I also installed Adobe Flash Player using the browser instead of winetricks. Below are some screenshots running Chrome through Wine. As you can see, Flash is enabled:
Wine provides an application database on their homepage, which classifies applications depending on how well they run and perform: platinum, gold, silver. The nice thing is that each application has detailed information on how to set it up in order to work best, in what conditions it was tested and it also includes user comments. Usually, if a game or application is known to work through Wine but you couldn't set it up, have a look at the comments posted and a solution will surely be provided.

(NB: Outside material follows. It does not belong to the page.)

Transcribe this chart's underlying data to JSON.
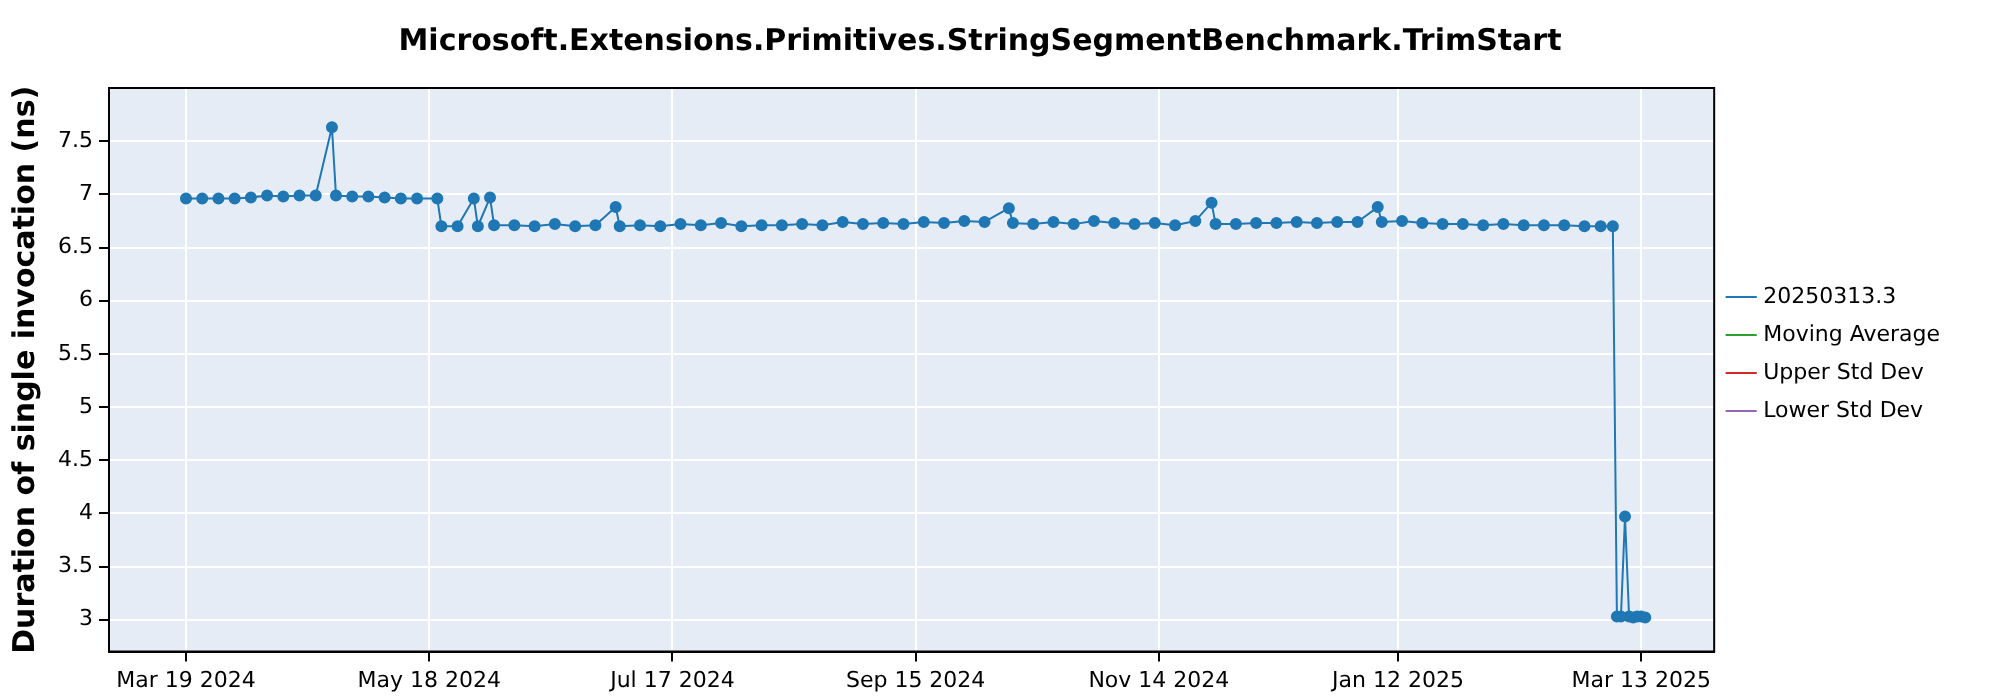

As I already mentioned, one of the most popular games which worked perfectly for me in Wine is World of WarCraft:
I was glad to see the mIRC scripts editor does not crash the application anymore, but instead I couldn't make it connect to another network but the default QuakeNet, so you will have to use the /server command. Otherwise, mIRC 6.35 works pretty well, and if you really really need it and can't re-write your scripts for a native Linux client you can use it through Wine. Still, I suggest using a native IRC client like XChat, Konversation or Irssi.
I also tried the last version of Winamp, 5.541, and I installed the Lite version. It works very well, although I did not test it for long. It plays music.
It's true, I don't think Linux needs to run a player like Winamp, when we have powerful and full-featured, native and open-source audio players like Amarok, Banshee, Rhythmbox, Songbird or XMMS. But maybe someone still finds a use for it, or it can help those who just switched from Windows and can't get used to another player.
Also, here is a top 25 applications/games which run in Wine, by votes.
Overall, the Wine project does what it has always done, bringing Windows games and applications to Linux. It's great to see games like WoW, HL2, CoD4, StarCraft, WarCraft III running very well.